An afternoon conversation on the life and legacy of The Reverend Dr. Martin Luther King, Jr., marking the 50th anniversary of his assassination. The conversation features Robert P. George and Cornel West.



This is an event of the Robert P. George Initiative on Faith, Ethics and Public Policy at Baylor University. A special thank you to our event co-sponsors: the American Enterprise Institute's Values & Capitalism Program and The House DC.

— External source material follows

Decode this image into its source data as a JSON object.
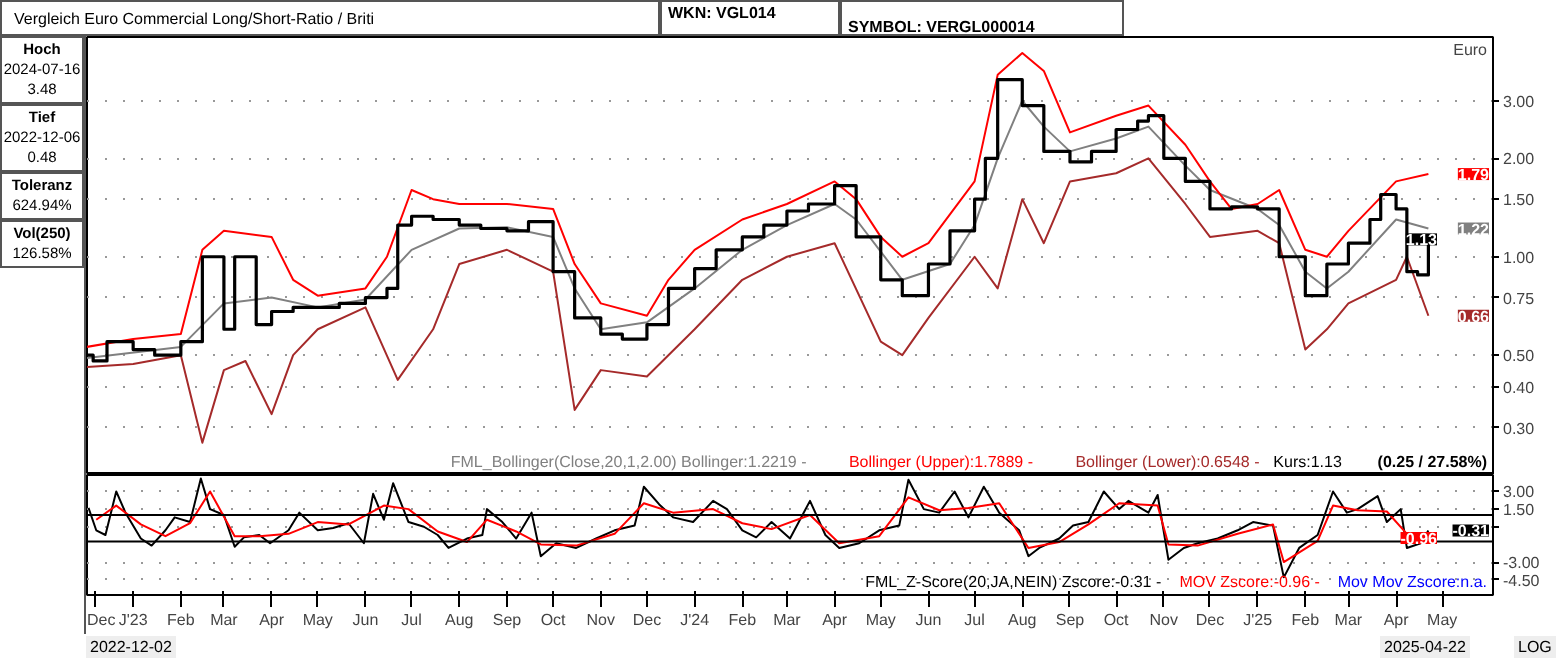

Robert P. George is McCormick Professor of Jurisprudence and Director of the James Madison Program in American Ideals and Institutions at Princeton University. He is also the Herbert W. Vaughan Fellow of the Witherspoon Institute in Princeton, New Jersey, and has, on several occasions, been a Visiting Professor at Harvard Law School. In August 2017, Baylor University launched the Robert P. George Initiative on Faith, Ethics & Public Policy; and Dr. George was appointed as a Distinguished Senior Fellow in the Baylor Institute for Studies of Religion. In addition to his academic service, Dr. George has served as Chairman of the U.S. Commission on International Religious Freedom. He previously served on the President’s Council on Bioethics (2002-2009), and as a Presidential appointee to the United States Commission on Civil Rights (1993-1998). He has also been the U.S. member of UNESCO’s World Commission on the Ethics of Science and Technology. He is a former Judicial Fellow at the Supreme Court of the United States, where he received the Justice Tom C. Clark Award.

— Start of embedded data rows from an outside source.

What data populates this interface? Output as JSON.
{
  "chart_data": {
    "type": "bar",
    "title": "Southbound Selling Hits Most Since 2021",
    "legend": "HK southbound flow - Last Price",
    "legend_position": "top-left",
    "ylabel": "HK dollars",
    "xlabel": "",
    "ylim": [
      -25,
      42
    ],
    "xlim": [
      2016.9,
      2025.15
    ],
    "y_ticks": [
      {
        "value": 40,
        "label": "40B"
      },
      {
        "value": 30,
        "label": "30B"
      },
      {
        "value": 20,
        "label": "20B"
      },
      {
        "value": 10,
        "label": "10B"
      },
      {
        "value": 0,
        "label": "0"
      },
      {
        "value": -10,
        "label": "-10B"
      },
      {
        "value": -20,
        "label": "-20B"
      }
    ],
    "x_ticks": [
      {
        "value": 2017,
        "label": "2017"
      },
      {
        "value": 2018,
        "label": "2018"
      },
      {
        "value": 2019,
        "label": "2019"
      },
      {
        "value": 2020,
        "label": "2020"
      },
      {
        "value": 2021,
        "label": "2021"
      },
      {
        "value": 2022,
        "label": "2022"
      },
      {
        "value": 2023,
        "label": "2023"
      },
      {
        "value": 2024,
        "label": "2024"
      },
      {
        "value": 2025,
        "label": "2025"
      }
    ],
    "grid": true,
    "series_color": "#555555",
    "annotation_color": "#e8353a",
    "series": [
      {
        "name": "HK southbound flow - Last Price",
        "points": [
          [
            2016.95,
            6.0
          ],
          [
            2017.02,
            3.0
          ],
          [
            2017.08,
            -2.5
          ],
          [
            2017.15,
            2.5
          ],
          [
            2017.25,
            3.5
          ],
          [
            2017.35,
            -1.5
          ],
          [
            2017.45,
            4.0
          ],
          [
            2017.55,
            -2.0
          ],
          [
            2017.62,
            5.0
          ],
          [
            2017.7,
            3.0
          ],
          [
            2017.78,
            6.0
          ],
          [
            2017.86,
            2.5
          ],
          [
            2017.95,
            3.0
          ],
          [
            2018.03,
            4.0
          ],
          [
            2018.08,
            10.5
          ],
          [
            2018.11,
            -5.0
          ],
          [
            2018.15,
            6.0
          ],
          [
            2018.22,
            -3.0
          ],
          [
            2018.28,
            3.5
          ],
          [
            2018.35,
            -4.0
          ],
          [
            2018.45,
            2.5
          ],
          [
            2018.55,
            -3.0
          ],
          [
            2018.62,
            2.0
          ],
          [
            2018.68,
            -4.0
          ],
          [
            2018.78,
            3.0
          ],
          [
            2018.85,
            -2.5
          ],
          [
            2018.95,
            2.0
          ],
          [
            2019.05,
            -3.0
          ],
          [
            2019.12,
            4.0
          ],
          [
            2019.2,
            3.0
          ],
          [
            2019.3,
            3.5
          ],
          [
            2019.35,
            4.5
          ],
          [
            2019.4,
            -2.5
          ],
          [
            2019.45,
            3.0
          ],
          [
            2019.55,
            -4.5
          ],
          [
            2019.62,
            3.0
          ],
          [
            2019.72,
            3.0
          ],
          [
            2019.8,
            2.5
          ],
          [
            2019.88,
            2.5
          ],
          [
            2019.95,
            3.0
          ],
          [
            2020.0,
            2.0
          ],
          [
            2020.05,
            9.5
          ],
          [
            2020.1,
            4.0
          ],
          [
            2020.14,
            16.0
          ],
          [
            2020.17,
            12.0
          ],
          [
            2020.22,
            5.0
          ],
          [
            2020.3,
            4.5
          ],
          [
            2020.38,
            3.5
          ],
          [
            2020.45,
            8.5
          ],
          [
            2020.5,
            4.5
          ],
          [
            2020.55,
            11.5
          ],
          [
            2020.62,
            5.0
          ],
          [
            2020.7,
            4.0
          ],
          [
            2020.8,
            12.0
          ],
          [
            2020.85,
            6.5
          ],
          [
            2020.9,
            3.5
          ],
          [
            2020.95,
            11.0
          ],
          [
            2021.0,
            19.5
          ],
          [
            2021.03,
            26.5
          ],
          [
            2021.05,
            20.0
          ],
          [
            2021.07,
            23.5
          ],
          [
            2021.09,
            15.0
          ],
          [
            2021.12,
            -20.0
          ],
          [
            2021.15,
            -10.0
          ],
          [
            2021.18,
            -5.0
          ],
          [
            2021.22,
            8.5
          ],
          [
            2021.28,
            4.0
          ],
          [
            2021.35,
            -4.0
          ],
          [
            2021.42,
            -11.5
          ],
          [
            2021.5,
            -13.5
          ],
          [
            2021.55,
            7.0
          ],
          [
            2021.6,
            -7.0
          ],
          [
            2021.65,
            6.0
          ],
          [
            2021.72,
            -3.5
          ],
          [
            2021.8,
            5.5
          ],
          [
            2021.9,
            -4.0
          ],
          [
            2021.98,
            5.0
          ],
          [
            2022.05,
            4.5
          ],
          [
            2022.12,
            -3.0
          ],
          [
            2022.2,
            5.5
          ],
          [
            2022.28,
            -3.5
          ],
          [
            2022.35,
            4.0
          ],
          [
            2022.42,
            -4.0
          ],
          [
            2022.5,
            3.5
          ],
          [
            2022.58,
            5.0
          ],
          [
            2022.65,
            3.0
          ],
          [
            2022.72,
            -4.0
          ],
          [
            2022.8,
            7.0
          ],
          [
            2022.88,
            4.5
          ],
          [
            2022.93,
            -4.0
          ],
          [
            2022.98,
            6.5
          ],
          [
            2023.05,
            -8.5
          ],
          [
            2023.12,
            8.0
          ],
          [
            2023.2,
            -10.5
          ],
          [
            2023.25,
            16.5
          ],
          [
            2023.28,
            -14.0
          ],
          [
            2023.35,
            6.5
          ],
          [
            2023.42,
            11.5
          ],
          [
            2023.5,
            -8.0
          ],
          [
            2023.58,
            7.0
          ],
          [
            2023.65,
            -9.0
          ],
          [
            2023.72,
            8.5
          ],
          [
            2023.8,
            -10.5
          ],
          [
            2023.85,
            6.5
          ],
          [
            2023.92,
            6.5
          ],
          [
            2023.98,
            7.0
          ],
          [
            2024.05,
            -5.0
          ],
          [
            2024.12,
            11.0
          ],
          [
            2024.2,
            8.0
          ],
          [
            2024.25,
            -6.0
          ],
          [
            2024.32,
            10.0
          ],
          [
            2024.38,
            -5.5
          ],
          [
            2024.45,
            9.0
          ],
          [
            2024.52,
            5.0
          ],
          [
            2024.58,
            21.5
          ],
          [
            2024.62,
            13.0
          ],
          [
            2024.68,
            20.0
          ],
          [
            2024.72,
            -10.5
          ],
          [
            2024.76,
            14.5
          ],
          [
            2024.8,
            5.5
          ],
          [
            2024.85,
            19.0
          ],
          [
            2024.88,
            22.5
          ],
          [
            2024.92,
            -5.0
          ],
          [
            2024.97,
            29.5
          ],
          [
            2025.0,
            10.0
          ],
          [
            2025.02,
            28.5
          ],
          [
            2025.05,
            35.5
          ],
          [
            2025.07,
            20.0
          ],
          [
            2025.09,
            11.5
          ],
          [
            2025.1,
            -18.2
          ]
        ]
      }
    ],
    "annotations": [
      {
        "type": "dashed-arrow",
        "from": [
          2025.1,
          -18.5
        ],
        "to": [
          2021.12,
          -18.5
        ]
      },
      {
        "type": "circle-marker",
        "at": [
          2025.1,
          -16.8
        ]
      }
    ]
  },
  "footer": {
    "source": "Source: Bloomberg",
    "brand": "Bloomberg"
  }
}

Cornel West is a prominent and provocative democratic intellectual. He is Professor of the Practice of Public Philosophy at Harvard University and holds the title of Professor Emeritus at Princeton University. He has also taught at Union Theological Seminary, Yale, Harvard, and the University of Paris. Cornel West graduated Magna Cum Laude from Harvard in three years and obtained his M.A. and Ph.D. in Philosophy at Princeton. He has written 20 books and has edited 13. He is best known for his classics, Race Matters and Democracy Matters, and for his memoir, Brother West: Living and Loving Out Loud. His most recent book, Black Prophetic Fire, offers an unflinching look at nineteenth and twentieth-century African American leaders and their visionary legacies. Dr. West is a frequent guest on the Bill Maher Show, CNN, C-SPAN and Democracy Now. He made his film debut in The Matrix - and was the commentator (with Ken Wilbur) on the official trilogy released in 2004. He also has appeared in over 25 documentaries and films including Examined Life, Call & Response, Sidewalk and Stand. He has produced three spoken word albums including Never Forget, collaborating with Prince, Jill Scott, Andre 3000, Talib Kweli, KRS-One and the late Gerald Levert. His spoken word interludes are featured on productions by: Terence Blanchard, The Cornel West Theory, Raheem DeVaughn, and Bootsy Collins. In short, Cornel West has a passion to communicate to a vast variety of publics in order to keep alive the legacy of Martin Luther King, Jr. - a legacy of telling the truth and bearing witness to love and justice.